My mother looks at me, waiting to hear what Coach has said. Very soft and fast, I tell her. My mother nods at Coach and says, “Thank you. Thank you very much.” Her face is red and getting redder, but not from the sun. Not from the heat of running. Red like I have never seen on my mother’s face.
Like she doesn’t know anything just because she doesn’t know English.
I turn and say something to her in Korean, not so softly this time. She says something back. Coach looks like he is waiting for me to translate again, but these words are only for my mother and me. I say something else to her and she smiles, but it is not painted-on smile.
What did I say? I said, “I’d like to see him try and speak Korean.”
And she said, “It is not so easy to learn a language when you are old.”
And I said, “You are not old.
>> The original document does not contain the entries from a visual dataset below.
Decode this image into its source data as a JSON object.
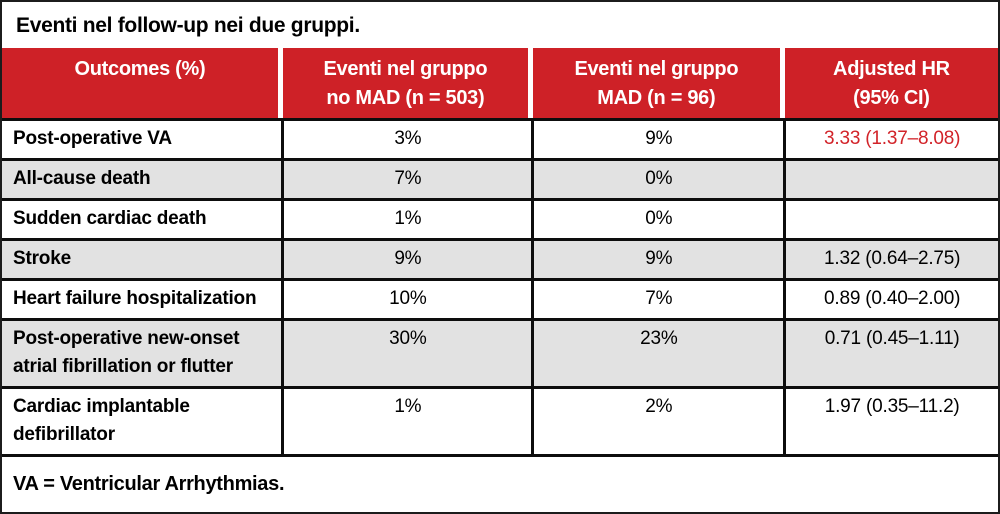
{
  "title": "Eventi nel follow-up nei due gruppi.",
  "colors": {
    "header_red": "#CE2127",
    "row_gray": "#E2E2E2",
    "hr_red": "#D22329"
  },
  "table": {
    "headers": [
      {
        "line1": "Outcomes (%)",
        "line2": ""
      },
      {
        "line1": "Eventi nel gruppo",
        "line2": "no MAD (n = 503)"
      },
      {
        "line1": "Eventi nel gruppo",
        "line2": "MAD (n = 96)"
      },
      {
        "line1": "Adjusted HR",
        "line2": "(95% CI)"
      }
    ],
    "rows": [
      {
        "outcome": "Post-operative VA",
        "no_mad": "3%",
        "mad": "9%",
        "hr": "3.33 (1.37–8.08)"
      },
      {
        "outcome": "All-cause death",
        "no_mad": "7%",
        "mad": "0%",
        "hr": ""
      },
      {
        "outcome": "Sudden cardiac death",
        "no_mad": "1%",
        "mad": "0%",
        "hr": ""
      },
      {
        "outcome": "Stroke",
        "no_mad": "9%",
        "mad": "9%",
        "hr": "1.32 (0.64–2.75)"
      },
      {
        "outcome": "Heart failure hospitalization",
        "no_mad": "10%",
        "mad": "7%",
        "hr": "0.89 (0.40–2.00)"
      },
      {
        "outcome": "Post-operative new-onset atrial fibrillation or flutter",
        "no_mad": "30%",
        "mad": "23%",
        "hr": "0.71 (0.45–1.11)"
      },
      {
        "outcome": "Cardiac implantable defibrillator",
        "no_mad": "1%",
        "mad": "2%",
        "hr": "1.97 (0.35–11.2)"
      }
    ]
  },
  "footnote": "VA = Ventricular Arrhythmias."
}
It just takes work and time, like to make kim chi. And you have me to teach you English. How lucky is that?”
Pretty lucky, from the smile on her face.
On the way
to the car, she says, “Coach is not so nice. You really want to play soccer with him?”
“I love to play soccer,” I say. “And this is the only chance I have to make the high school team one day.”
She nods her head like maybe she understands. Then I think, this is America. Here you can fall in love and get your heart broken, but there is always hope. So I say, “Next week I have a game on Saturday.”
She doesn’t go to church on Saturday.
“Maybe,” she says, “Maybe I come to game on Saturday.
“Thank you, thank you very much,” I say, in that way Americans call sincere.